The other girl involved in the cvrash suffered a serious leg break which will require long-term physiotherapy.
The court was told she continues to suffers episodes of withdrawal and angry outbursts.
Mr Lloyd also suffered a number of fractures, but was initially released from hospital two days later.
However, he eventually required surgery and it is likely he will have "long-term restriction" of movement in his right shoulder.
The court also heard that shortly after the incident, police searched the home of Hannah's partner, where he had been staying.
Tin foil wraps with signs of drug use were discovered.
His partner revealed Hannah had come home earlier that night "in shock".
Hannah had claimed he had hit someone, but did not know who.
The killer said he was going to a house in the city's south side, but would return.
Police were at the house when Hannah then called his girlfriend. She handed the phone to an officer and Hannah said: "I'm sorry - I didn't mean to do it.
"It was a total accident. I lost control of the car and I panicked. I'm going to hand myself in tonight."

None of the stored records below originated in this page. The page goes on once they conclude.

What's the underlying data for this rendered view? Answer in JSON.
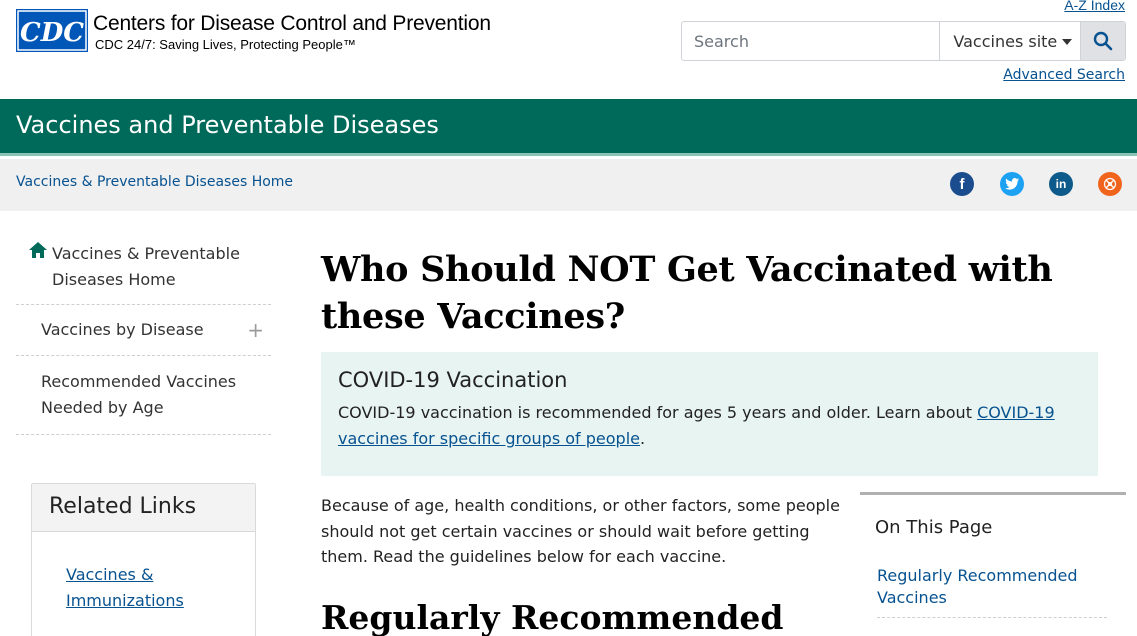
{
  "header": {
    "logo_text": "CDC",
    "org_name": "Centers for Disease Control and Prevention",
    "tagline": "CDC 24/7: Saving Lives, Protecting People™",
    "az_index": "A-Z Index",
    "search_placeholder": "Search",
    "search_scope": "Vaccines site",
    "advanced_search": "Advanced Search"
  },
  "site": {
    "title": "Vaccines and Preventable Diseases"
  },
  "breadcrumb": {
    "home": "Vaccines & Preventable Diseases Home"
  },
  "social": {
    "facebook": "f",
    "twitter": "t",
    "linkedin": "in",
    "syndicate": "s"
  },
  "leftnav": {
    "items": [
      {
        "label": "Vaccines & Preventable Diseases Home"
      },
      {
        "label": "Vaccines by Disease",
        "expand": "+"
      },
      {
        "label": "Recommended Vaccines Needed by Age"
      }
    ]
  },
  "related": {
    "title": "Related Links",
    "links": [
      "Vaccines & Immunizations"
    ]
  },
  "main": {
    "title": "Who Should NOT Get Vaccinated with these Vaccines?",
    "callout": {
      "title": "COVID-19 Vaccination",
      "text": "COVID-19 vaccination is recommended for ages 5 years and older. Learn about ",
      "link": "COVID-19 vaccines for specific groups of people",
      "end": "."
    },
    "intro": "Because of age, health conditions, or other factors, some people should not get certain vaccines or should wait before getting them. Read the guidelines below for each vaccine.",
    "section_heading": "Regularly Recommended"
  },
  "on_this_page": {
    "title": "On This Page",
    "links": [
      "Regularly Recommended Vaccines"
    ]
  },
  "colors": {
    "brand_green": "#006a5a",
    "link_blue": "#075290",
    "callout_bg": "#e8f4f2"
  }
}
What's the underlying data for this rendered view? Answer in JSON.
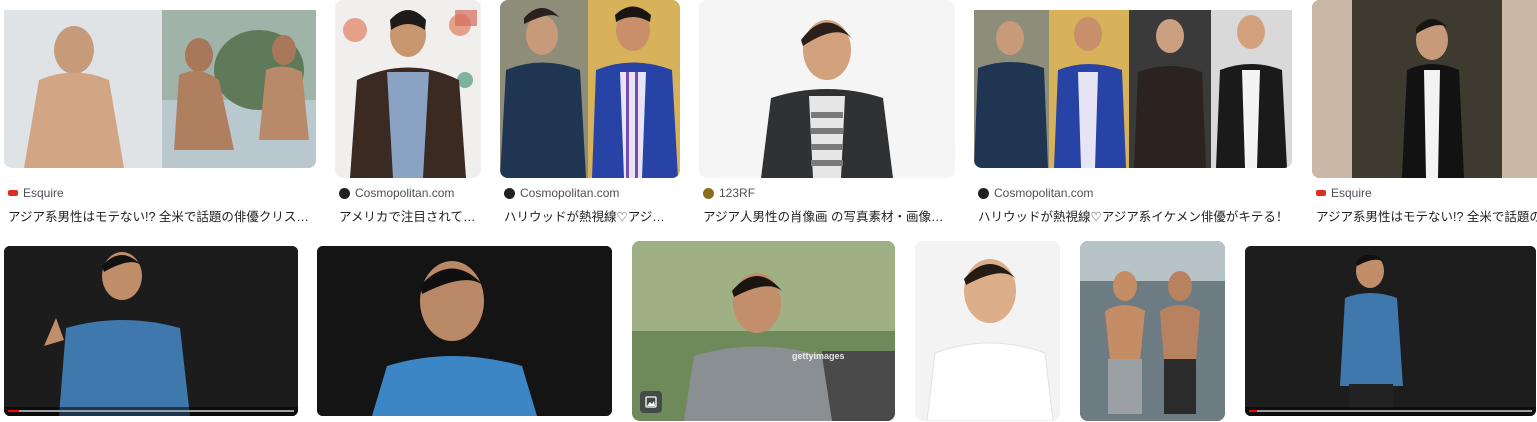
{
  "row1": [
    {
      "source": "Esquire",
      "favicon_color": "#d93025",
      "title": "アジア系男性はモテない!? 全米で話題の俳優クリス・パン"
    },
    {
      "source": "Cosmopolitan.com",
      "favicon_color": "#202124",
      "title": "アメリカで注目されている"
    },
    {
      "source": "Cosmopolitan.com",
      "favicon_color": "#202124",
      "title": "ハリウッドが熱視線♡アジア系"
    },
    {
      "source": "123RF",
      "favicon_color": "#8a6d1e",
      "title": "アジア人男性の肖像画 の写真素材・画像素材"
    },
    {
      "source": "Cosmopolitan.com",
      "favicon_color": "#202124",
      "title": "ハリウッドが熱視線♡アジア系イケメン俳優がキテる！"
    },
    {
      "source": "Esquire",
      "favicon_color": "#d93025",
      "title": "アジア系男性はモテない!? 全米で話題の俳優"
    }
  ],
  "row2": [
    {
      "kind": "video"
    },
    {
      "kind": "video"
    },
    {
      "kind": "photo",
      "watermark": "gettyimages"
    },
    {
      "kind": "photo"
    },
    {
      "kind": "photo"
    },
    {
      "kind": "video"
    }
  ]
}
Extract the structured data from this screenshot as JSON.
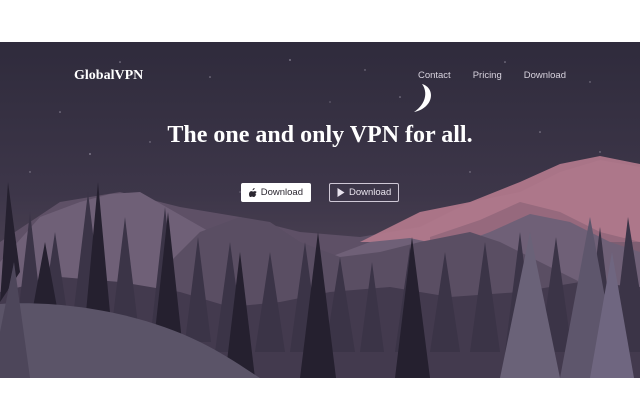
{
  "header": {
    "brand": "GlobalVPN",
    "nav": [
      {
        "label": "Contact"
      },
      {
        "label": "Pricing"
      },
      {
        "label": "Download"
      }
    ]
  },
  "hero": {
    "headline": "The one and only VPN for all.",
    "buttons": [
      {
        "label": "Download",
        "icon": "apple-icon"
      },
      {
        "label": "Download",
        "icon": "play-icon"
      }
    ]
  },
  "colors": {
    "sky_top": "#2f2b3c",
    "sky_bottom": "#6a5562",
    "accent_peak": "#c47f93"
  }
}
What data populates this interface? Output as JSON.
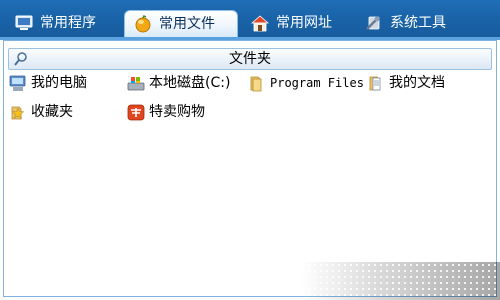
{
  "tabs": [
    {
      "label": "常用程序",
      "icon": "monitor-icon"
    },
    {
      "label": "常用文件",
      "icon": "gold-orb-icon",
      "active": true
    },
    {
      "label": "常用网址",
      "icon": "home-icon"
    },
    {
      "label": "系统工具",
      "icon": "tools-icon"
    }
  ],
  "crumb": {
    "title": "文件夹",
    "icon": "search-icon"
  },
  "items": [
    {
      "label": "我的电脑",
      "icon": "computer-icon"
    },
    {
      "label": "本地磁盘(C:)",
      "icon": "drive-icon"
    },
    {
      "label": "Program Files",
      "icon": "folder-icon"
    },
    {
      "label": "我的文档",
      "icon": "documents-icon"
    },
    {
      "label": "收藏夹",
      "icon": "favorites-folder-icon"
    },
    {
      "label": "特卖购物",
      "icon": "shop-icon"
    }
  ],
  "colors": {
    "tab_bar": "#1a63a8",
    "accent": "#5aa2df",
    "panel_border": "#7fb4e2"
  }
}
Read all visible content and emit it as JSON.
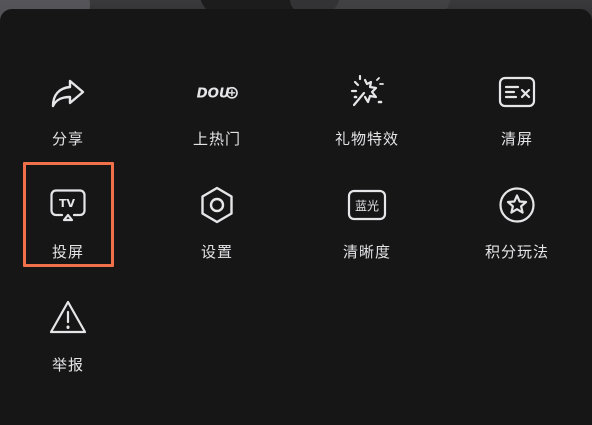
{
  "menu": {
    "items": [
      {
        "id": "share",
        "label": "分享",
        "icon": "share-arrow-icon"
      },
      {
        "id": "dou",
        "label": "上热门",
        "icon": "dou-plus-icon",
        "icon_text": "DOU"
      },
      {
        "id": "gift",
        "label": "礼物特效",
        "icon": "gift-effect-icon"
      },
      {
        "id": "clear",
        "label": "清屏",
        "icon": "clear-screen-icon"
      },
      {
        "id": "cast",
        "label": "投屏",
        "icon": "tv-cast-icon",
        "icon_text": "TV"
      },
      {
        "id": "settings",
        "label": "设置",
        "icon": "settings-hexagon-icon"
      },
      {
        "id": "quality",
        "label": "清晰度",
        "icon": "quality-badge-icon",
        "icon_text": "蓝光"
      },
      {
        "id": "points",
        "label": "积分玩法",
        "icon": "star-circle-icon"
      },
      {
        "id": "report",
        "label": "举报",
        "icon": "warning-triangle-icon"
      }
    ],
    "highlighted": "cast"
  },
  "colors": {
    "panel_bg": "#161617",
    "icon_stroke": "#e6e6e8",
    "label_text": "#e4e4e6",
    "highlight_border": "#f0704a"
  }
}
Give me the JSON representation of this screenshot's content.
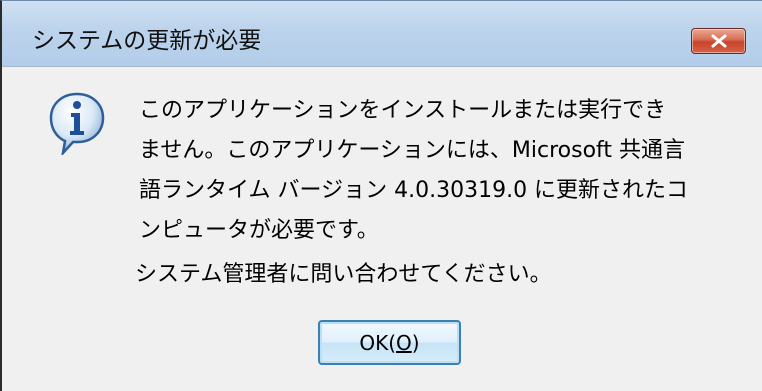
{
  "window": {
    "title": "システムの更新が必要",
    "close_label": "×"
  },
  "message": {
    "lines": [
      "このアプリケーションをインストールまたは実行でき",
      "ません。このアプリケーションには、Microsoft 共通言",
      "語ランタイム バージョン 4.0.30319.0 に更新されたコ",
      "ンピュータが必要です。"
    ],
    "contact": "システム管理者に問い合わせてください。"
  },
  "buttons": {
    "ok_prefix": "OK(",
    "ok_accel": "O",
    "ok_suffix": ")"
  },
  "icons": {
    "info": "info-icon",
    "close": "close-icon"
  },
  "colors": {
    "titlebar": "#bcd3ec",
    "close_button": "#c7442b",
    "body": "#f0f0f0",
    "ok_border": "#3c7fb1"
  }
}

The court heard that in the early hours of 17 November, Hannah turned up at a house in the city's Mount Florida area, but those inside decided to call police.
Officers turned up and arrested Hannah, who initially tried to escape. He was later searched and eight grams of heroin were discovered inside his boxer shorts.
The court heard how the occupants of the Mount Florida property later told police Hannah had called them on the night of the killing.
Hannah said at the time: "There's been an accident - watch the news. The police have fitted me up.
"I tried to get away and I have hit something. I don't know what."
He went on to say he had driven like a madman and that the something he had hit could have been a wheelie bin but he did not stay to find out.
Hannah asked to stay for a while as the police were after him "because he had killed a wee lassie".
Accident investigators later concluded Hannah was solely to blame for what happened.
It was stated he took "a conscious decision" to drive while "impaired".
They added that the reason for him not stopping was because he knew he had taken drugs and was "aware of the ramifications".